Ceux qui sont visés, ce sont les ouvriers, qui manifestent et manifesteront toujours plus fort dans l’avenir leur mécontentement devant les conditions de misère capitalistes.

Le Caucase, une poudrière impérialiste

Cependant, si la bourgeoisie russe utilise “son” terrorisme pour ses besoins répressifs, comme ses consœurs européennes et américaine, elle le fait aussi pour les besoins de sa politique guerrière dans le Caucase. Cette région est le théâtre d’une offensive de la Russie depuis le début des années 1990 et la dislocation de l’URSS (voir nos différents articles sur les guerres en Tchétchénie, etc.). Les deux guerres menées en Tchétchénie depuis 1992 par Moscou avaient eu pour objectif de mater la rébellion tchétchène, mais aussi de tenter de s’assurer le contrôle de cette zone truffée de minorités ethniques, pas moins d’une quinzaine, cherchant toutes peu ou prou à exiger leur indépendance, et, ce qui n’arrange rien, subdivisées en six catégories religieuses distinctes. La naissance des États sécessionnistes d’Arménie, d’Azerbaïdjan et de Géorgie dès 1991 aura été une des premières pierres lancées dans le jardin de l’ex-URSS. Mais l’enjeu principal que représente le Caucase, cette ligne de division entre l’Europe et l’Asie, ne consiste pas seulement pour la Russie à affirmer sa présence dans cette région comme son contrôle sur la mer Noire, mais en plus et surtout de contrer la mainmise américaine. Ainsi, depuis 1991, la Géorgie se trouve au centre du conflit américano-russe pour le contrôle de la région caucasienne. Les différents conflits avec l’Ossétie du Sud et avec l’Abkhazie, qui faisaient initialement partie du territoire géorgien, marquent cette lutte et ces tensions permanentes entre les États-Unis et la Russie. Sa position stratégique au cœur du Caucase en a fait une clef du contrôle militaire russe sur la région ainsi qu’un lieu de transit obligé des relations transcaucasiennes. L’Ossétie du Sud et aussi la Géorgie sont situées au cœur de la région stratégique du Caucase, point de passage d’importants oléoducs et lieu de tensions entre les influences russe et occidentale. Lors de l’offensive catastrophique d’août 2008 menée par le président géorgien Saakhachvili, l’État russe avait montré sa détermination à ne rien lâcher et même à mettre le feu aux poudres si nécessaire. Poutine n’avait-il pas dit qu’une “nouvelle guerre froide” ne lui faisait pas peur ?

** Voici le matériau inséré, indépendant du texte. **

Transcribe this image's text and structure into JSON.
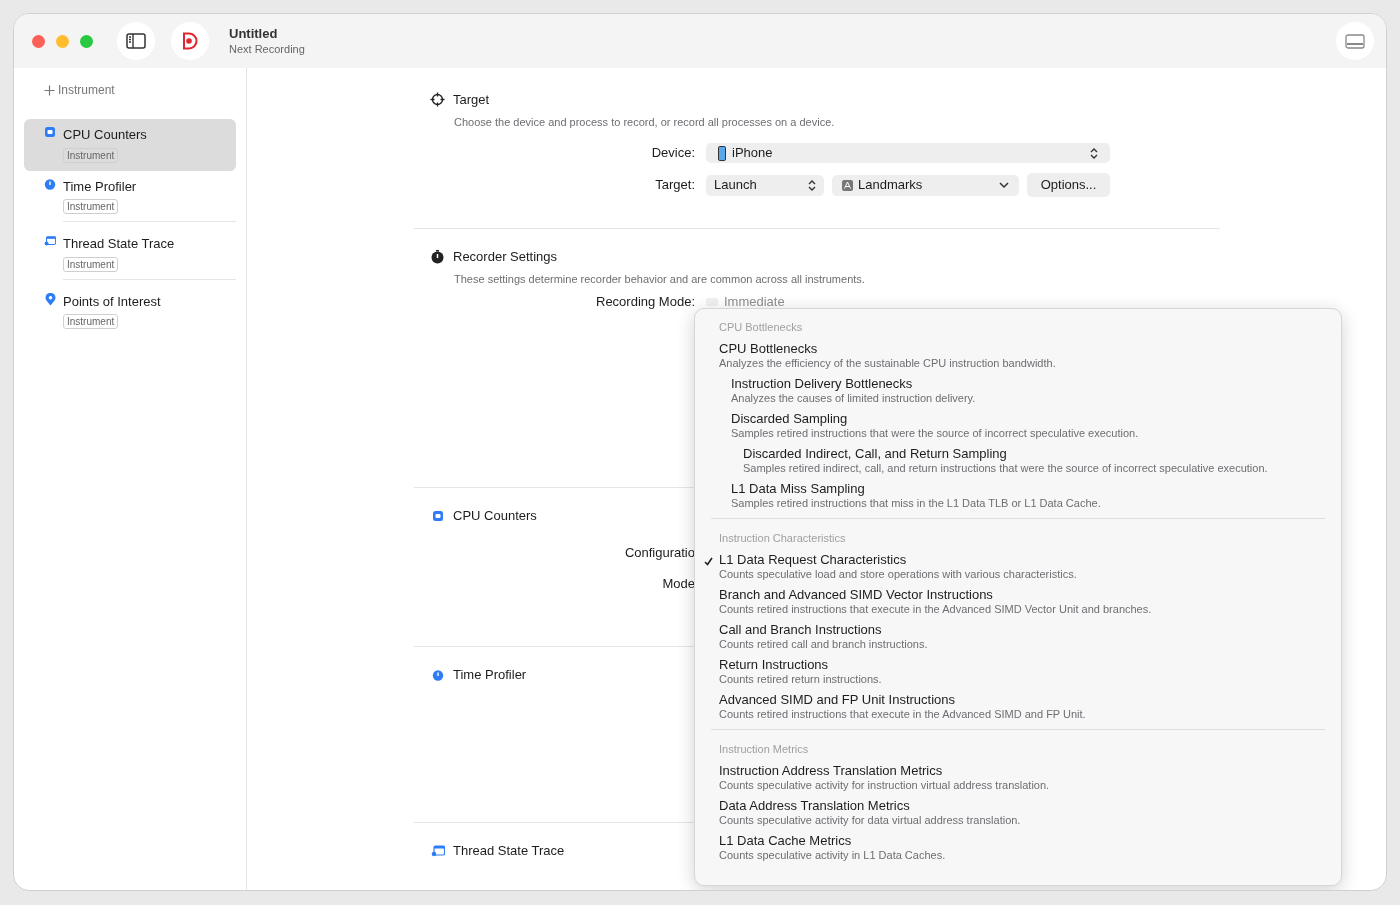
{
  "window": {
    "title": "Untitled",
    "subtitle": "Next Recording"
  },
  "sidebar": {
    "add_button": "Instrument",
    "items": [
      {
        "name": "CPU Counters",
        "tag": "Instrument",
        "kind": "counters",
        "selected": true
      },
      {
        "name": "Time Profiler",
        "tag": "Instrument",
        "kind": "profiler",
        "selected": false
      },
      {
        "name": "Thread State Trace",
        "tag": "Instrument",
        "kind": "trace",
        "selected": false
      },
      {
        "name": "Points of Interest",
        "tag": "Instrument",
        "kind": "poi",
        "selected": false
      }
    ]
  },
  "target": {
    "title": "Target",
    "description": "Choose the device and process to record, or record all processes on a device.",
    "device_label": "Device:",
    "device": "iPhone",
    "target_label": "Target:",
    "launch": "Launch",
    "app": "Landmarks",
    "options_button": "Options..."
  },
  "recorder": {
    "title": "Recorder Settings",
    "description": "These settings determine recorder behavior and are common across all instruments.",
    "mode_label": "Recording Mode:",
    "mode": "Immediate"
  },
  "cpu_counters": {
    "title": "CPU Counters",
    "configuration_label": "Configuratio",
    "mode_label": "Mode"
  },
  "time_profiler": {
    "title": "Time Profiler"
  },
  "thread_state_trace": {
    "title": "Thread State Trace"
  },
  "menu": {
    "groups": [
      {
        "header": "CPU Bottlenecks",
        "items": [
          {
            "title": "CPU Bottlenecks",
            "description": "Analyzes the efficiency of the sustainable CPU instruction bandwidth.",
            "checked": false,
            "children": [
              {
                "title": "Instruction Delivery Bottlenecks",
                "description": "Analyzes the causes of limited instruction delivery.",
                "checked": false
              },
              {
                "title": "Discarded Sampling",
                "description": "Samples retired instructions that were the source of incorrect speculative execution.",
                "checked": false,
                "children": [
                  {
                    "title": "Discarded Indirect, Call, and Return Sampling",
                    "description": "Samples retired indirect, call, and return instructions that were the source of incorrect speculative execution.",
                    "checked": false
                  }
                ]
              },
              {
                "title": "L1 Data Miss Sampling",
                "description": "Samples retired instructions that miss in the L1 Data TLB or L1 Data Cache.",
                "checked": false
              }
            ]
          }
        ]
      },
      {
        "header": "Instruction Characteristics",
        "items": [
          {
            "title": "L1 Data Request Characteristics",
            "description": "Counts speculative load and store operations with various characteristics.",
            "checked": true
          },
          {
            "title": "Branch and Advanced SIMD Vector Instructions",
            "description": "Counts retired instructions that execute in the Advanced SIMD Vector Unit and branches.",
            "checked": false
          },
          {
            "title": "Call and Branch Instructions",
            "description": "Counts retired call and branch instructions.",
            "checked": false
          },
          {
            "title": "Return Instructions",
            "description": "Counts retired return instructions.",
            "checked": false
          },
          {
            "title": "Advanced SIMD and FP Unit Instructions",
            "description": "Counts retired instructions that execute in the Advanced SIMD and FP Unit.",
            "checked": false
          }
        ]
      },
      {
        "header": "Instruction Metrics",
        "items": [
          {
            "title": "Instruction Address Translation Metrics",
            "description": "Counts speculative activity for instruction virtual address translation.",
            "checked": false
          },
          {
            "title": "Data Address Translation Metrics",
            "description": "Counts speculative activity for data virtual address translation.",
            "checked": false
          },
          {
            "title": "L1 Data Cache Metrics",
            "description": "Counts speculative activity in L1 Data Caches.",
            "checked": false
          }
        ]
      }
    ]
  }
}
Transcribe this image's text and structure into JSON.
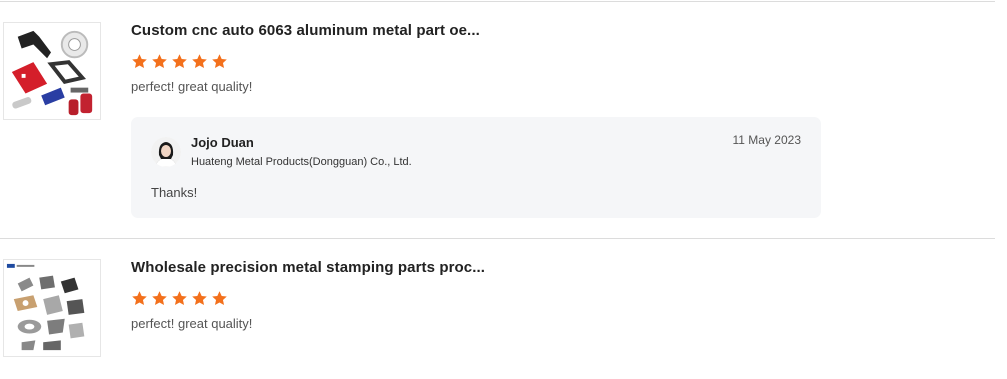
{
  "reviews": [
    {
      "product_title": "Custom cnc auto 6063 aluminum metal part oe...",
      "rating": 5,
      "comment": "perfect! great quality!",
      "reply": {
        "name": "Jojo Duan",
        "company": "Huateng Metal Products(Dongguan) Co., Ltd.",
        "date": "11 May 2023",
        "text": "Thanks!"
      }
    },
    {
      "product_title": "Wholesale precision metal stamping parts proc...",
      "rating": 5,
      "comment": "perfect! great quality!"
    }
  ],
  "colors": {
    "star": "#f3701c",
    "reply_background": "#f5f6f8",
    "divider": "#dcdcdc"
  },
  "icons": {
    "star": "star-icon"
  }
}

Ces derniers attentats de Moscou, après 5 ans “d’accalmie”, ne surviennent pas par hasard, et quels qu’en soient les commanditaires, il est clair qu’ils sont l’émanation et la manifestation, directe ou indirecte, d’une aggravation des tensions guerrières dans le Caucase, avec une Russie qui y défendra coûte que coûte ses prérogatives.

Une fois encore, ce sont les populations qui vont en payer le tribut.